Menu

UN DESA Policy Brief No. 155: Accelerating middle-income countries’ progress towards sustainable development

Image
Photo credit: Calin Stan/unsplash
Policy Brief Date: 29 November 2023
Author(s):

Cornelia Kaldewei, Benda Gu and Yixiu Dong, Development Research Branch, Economic Analysis and Policy Division, UN DESA. Note: This Policy Brief draws on and updates analysis undertaken for the Secretary-General’s report on development cooperation with middle-income countries (A/78/224).

Category: Economic Analysis and Policy, Sustainable Development
Policy Brief File:
PB155.pdf 254.96 KB
Sustainable Development Goals:
8 Decent Work and Economic Growth
9 Industry, Innovation and Infrastructure
10 Reduced Inequalities

What are middle-income countries?

Middle-income countries (MICs) are those whose incomes per capita lie between the levels used to define low- and high- income countries, with thresholds established by the World Bank.
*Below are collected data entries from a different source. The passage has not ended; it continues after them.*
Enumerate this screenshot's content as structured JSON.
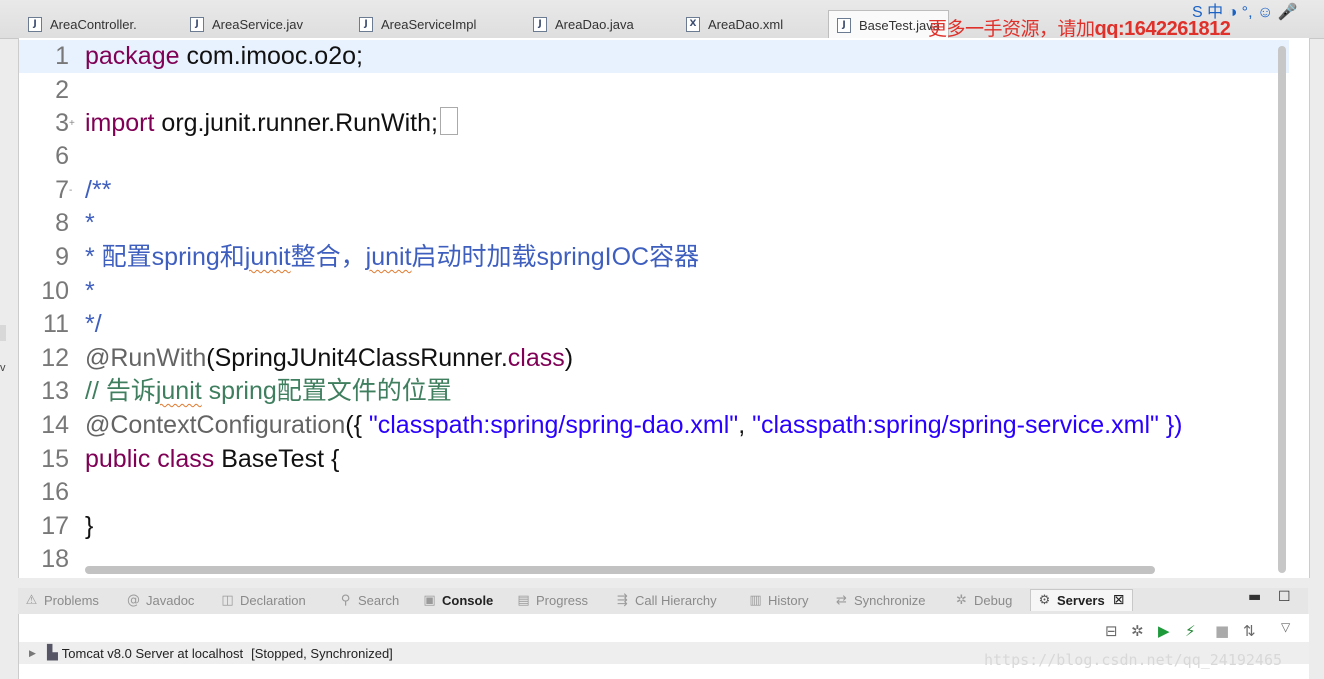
{
  "tabs": [
    {
      "label": "AreaController.",
      "icon": "J",
      "active": false
    },
    {
      "label": "AreaService.jav",
      "icon": "J",
      "active": false
    },
    {
      "label": "AreaServiceImpl",
      "icon": "J",
      "active": false
    },
    {
      "label": "AreaDao.java",
      "icon": "J",
      "active": false
    },
    {
      "label": "AreaDao.xml",
      "icon": "X",
      "active": false
    },
    {
      "label": "BaseTest.java",
      "icon": "J",
      "active": true
    }
  ],
  "watermark": {
    "prefix": "更多一手资源，请加",
    "qq": "qq:1642261812"
  },
  "system_icons": "S 中 ◑ °, ☺ 🎤",
  "editor": {
    "lines": [
      {
        "num": "1",
        "fold": "",
        "current": true,
        "tokens": [
          {
            "t": "package",
            "c": "kw"
          },
          {
            "t": " com.imooc.o2o;",
            "c": ""
          }
        ]
      },
      {
        "num": "2",
        "fold": "",
        "tokens": []
      },
      {
        "num": "3",
        "fold": "+",
        "cursor_box": true,
        "tokens": [
          {
            "t": "import",
            "c": "kw"
          },
          {
            "t": " org.junit.runner.RunWith;",
            "c": ""
          }
        ]
      },
      {
        "num": "6",
        "fold": "",
        "tokens": []
      },
      {
        "num": "7",
        "fold": "-",
        "tokens": [
          {
            "t": "/**",
            "c": "cm"
          }
        ]
      },
      {
        "num": "8",
        "fold": "",
        "tokens": [
          {
            "t": " *",
            "c": "cm"
          }
        ]
      },
      {
        "num": "9",
        "fold": "",
        "tokens": [
          {
            "t": " * 配置spring和",
            "c": "cm"
          },
          {
            "t": "junit",
            "c": "cm sq"
          },
          {
            "t": "整合，",
            "c": "cm"
          },
          {
            "t": "junit",
            "c": "cm sq"
          },
          {
            "t": "启动时加载springIOC容器",
            "c": "cm"
          }
        ]
      },
      {
        "num": "10",
        "fold": "",
        "tokens": [
          {
            "t": " *",
            "c": "cm"
          }
        ]
      },
      {
        "num": "11",
        "fold": "",
        "tokens": [
          {
            "t": " */",
            "c": "cm"
          }
        ]
      },
      {
        "num": "12",
        "fold": "",
        "tokens": [
          {
            "t": "@RunWith",
            "c": "an"
          },
          {
            "t": "(SpringJUnit4ClassRunner.",
            "c": ""
          },
          {
            "t": "class",
            "c": "kw"
          },
          {
            "t": ")",
            "c": ""
          }
        ]
      },
      {
        "num": "13",
        "fold": "",
        "tokens": [
          {
            "t": "// 告诉",
            "c": "gc"
          },
          {
            "t": "junit",
            "c": "gc sq"
          },
          {
            "t": " spring配置文件的位置",
            "c": "gc"
          }
        ]
      },
      {
        "num": "14",
        "fold": "",
        "tokens": [
          {
            "t": "@ContextConfiguration",
            "c": "an"
          },
          {
            "t": "({ ",
            "c": ""
          },
          {
            "t": "\"classpath:spring/spring-dao.xml\"",
            "c": "st"
          },
          {
            "t": ", ",
            "c": ""
          },
          {
            "t": "\"classpath:spring/spring-service.xml\" })",
            "c": "st"
          }
        ]
      },
      {
        "num": "15",
        "fold": "",
        "tokens": [
          {
            "t": "public",
            "c": "kw"
          },
          {
            "t": " ",
            "c": ""
          },
          {
            "t": "class",
            "c": "kw"
          },
          {
            "t": " BaseTest {",
            "c": ""
          }
        ]
      },
      {
        "num": "16",
        "fold": "",
        "tokens": []
      },
      {
        "num": "17",
        "fold": "",
        "tokens": [
          {
            "t": "}",
            "c": ""
          }
        ]
      },
      {
        "num": "18",
        "fold": "",
        "tokens": []
      }
    ]
  },
  "views": {
    "tabs": [
      {
        "label": "Problems",
        "icon": "⚠",
        "bold": false
      },
      {
        "label": "Javadoc",
        "icon": "@",
        "bold": false
      },
      {
        "label": "Declaration",
        "icon": "◫",
        "bold": false
      },
      {
        "label": "Search",
        "icon": "⚲",
        "bold": false
      },
      {
        "label": "Console",
        "icon": "▣",
        "bold": true
      },
      {
        "label": "Progress",
        "icon": "▤",
        "bold": false
      },
      {
        "label": "Call Hierarchy",
        "icon": "⇶",
        "bold": false
      },
      {
        "label": "History",
        "icon": "▥",
        "bold": false
      },
      {
        "label": "Synchronize",
        "icon": "⇄",
        "bold": false
      },
      {
        "label": "Debug",
        "icon": "✲",
        "bold": false
      },
      {
        "label": "Servers",
        "icon": "⚙",
        "bold": true,
        "active": true
      }
    ],
    "close_glyph": "⊠",
    "minimize_glyph": "▬",
    "maximize_glyph": "☐"
  },
  "servers_panel": {
    "server_name": "Tomcat v8.0 Server at localhost",
    "status": "[Stopped, Synchronized]"
  },
  "url_watermark": "https://blog.csdn.net/qq_24192465",
  "left_edge_mark": "v"
}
As of 1 July 2023, the group comprises 108 countries with a gross national income per capita of between $1,136 and $13,845. Together, MICs account for about 30 per cent of global GDP and make up 75 per cent of the world’s population, including 60 per cent of the world’s poor. The MICs classification overlaps with other country groupings. Currently, 22 least developed countries, 20 landlocked developing countries and 27 small island developing States are also classed as MICs. Among all MICs, 12 are ranked as having a “very high” Human Development Index, 44 as “high”, 42 as “medium” and 9 as “low”. The reliance on an income-only criterion for classification means that there have been situations when countries moved into and out of the MICs group. Between late 2000 and late 2023, 25 countries transitioned from the middle-income to the high-income group, including many former centrally planned economies in Eastern Europe and some small island developing States. These transitions were often far from smooth, with many countries crossing back and forth multiple times (there were 46 transitions from middle- to high-income and 21 transitions in the opposite direction). At the same time, 39 countries transitioned from low- to middle-income status, and there were fewer instances of reverse transitions. Most recently, the pandemic downturn caused three countries to fall from high- to middle-income in late 2021 (based on 2020 GNI per capita), only one of which bounced back by late 2023. At the same time, access to certain kinds of concessional finance from multilateral development banks depends on the income grouping a country belongs to. For example, eligibility to receive grants or concessional loans from the World Bank’s International Development Association is limited to low-income countries (those with per capita incomes up to $1,135). This policy brief reviews current and longer-term challenges of MICs to achieve sustainable development; possible pathways to emerge from these challenges; and international development support for MICs. It puts forward recommendations for policy action at the national and international levels, based on the 2023 report of the Secretary-General on development cooperation with middle-income countries (A/78/224).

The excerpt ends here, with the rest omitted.